Así, al analizar las anteriores actuaciones, esta Sala considera que la autoridad accionada no vulneró el derecho fundamental al debido proceso de los accionantes, en tanto estudió el principio de doble conformidad a su favor, analizó la legalidad de la condena que impuso el ad quem e incluso redujo la pena que deben cumplir como coautores de la conducta punible a la que se ha hecho referencia.

 

Ahora, los convocantes pretenden que por vía de tutela se les autorice interponer recurso extraordinario de casación contra la sentencia CSJ SP2190-2020, lo cual implicaría una revisión adicional de su caso.
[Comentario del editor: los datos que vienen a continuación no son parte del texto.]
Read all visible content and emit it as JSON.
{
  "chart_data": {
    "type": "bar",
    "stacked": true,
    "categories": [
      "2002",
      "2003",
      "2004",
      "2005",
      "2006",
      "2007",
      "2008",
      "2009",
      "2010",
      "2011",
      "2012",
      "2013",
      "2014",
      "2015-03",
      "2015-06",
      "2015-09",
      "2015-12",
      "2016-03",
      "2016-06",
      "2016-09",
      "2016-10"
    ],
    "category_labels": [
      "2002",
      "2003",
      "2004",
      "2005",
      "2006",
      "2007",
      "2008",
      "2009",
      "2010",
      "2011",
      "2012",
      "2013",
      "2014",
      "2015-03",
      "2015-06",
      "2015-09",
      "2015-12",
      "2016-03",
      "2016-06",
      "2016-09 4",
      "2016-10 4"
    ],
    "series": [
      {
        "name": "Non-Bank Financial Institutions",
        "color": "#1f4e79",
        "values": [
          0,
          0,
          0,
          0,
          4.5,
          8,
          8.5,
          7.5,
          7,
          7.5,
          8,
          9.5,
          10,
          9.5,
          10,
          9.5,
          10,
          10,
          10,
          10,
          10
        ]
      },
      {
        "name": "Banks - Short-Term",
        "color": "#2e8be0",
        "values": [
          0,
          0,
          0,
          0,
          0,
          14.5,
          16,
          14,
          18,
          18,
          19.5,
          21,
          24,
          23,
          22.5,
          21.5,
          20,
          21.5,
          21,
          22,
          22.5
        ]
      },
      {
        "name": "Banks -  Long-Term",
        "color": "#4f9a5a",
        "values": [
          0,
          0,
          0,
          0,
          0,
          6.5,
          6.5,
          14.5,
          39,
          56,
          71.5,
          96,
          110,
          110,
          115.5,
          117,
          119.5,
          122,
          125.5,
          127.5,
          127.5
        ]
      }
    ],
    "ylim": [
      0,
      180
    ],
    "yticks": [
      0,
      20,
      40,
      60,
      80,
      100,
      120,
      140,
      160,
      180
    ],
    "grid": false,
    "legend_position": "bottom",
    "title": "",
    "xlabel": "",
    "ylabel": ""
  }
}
No obstante, esta Sala considera que tal aspiración no tiene fundamento legal, pues, como se explicó, el recurso extraordinario de casación no está previsto contra decisiones del órgano de cierre en materia penal.

 

Por otra parte, esta Corporación estima que esa pretensión es abiertamente desproporcionada, pues el ordenamiento jurídico interno y los instrumentos internacionales que hacen parte del bloque de constitucionalidad prevén la garantía de doble instancia, pero ello no implica que las decisiones se revisen una y otra vez por las autoridades judiciales, pues ello conlleva la imposición de la «cadena ininterrumpida de recursos» a que hizo alusión el impugnantelo cual no es acorde al principio de seguridad jurídica.

 

En el anterior contexto, se revocará la decisión controvertida y, en su lugar, se negará el resguardo constitucional invocado.

 

IV.DECISIÓN

 

En mérito de lo expuesto, la Corte Suprema de Justicia, Sala de Casación Laboral, administrando justicia en nombre de la República y por autoridad de la ley,

 

RESUELVE:

 

PRIMERO: Revocar el fallo impugnado para, en su lugar, negar la acción de tutela interpuesta.

 

SEGUNDO: Comunicar esta decisión a los interesados en la forma prevista en el artículo 30 del Decreto 2591 de 1991.

 

TERCERO: Remitir el expediente a la Corte Constitucional para la eventual revisión del fallo pronunciado.

 

 

 

Notifíquese, publíquese y cúmplase

 

 

 

 

 

 

 

 

 

 

 

 

 

 

 

1 Cfr. Fl. 104 cuaderno original n.° 15.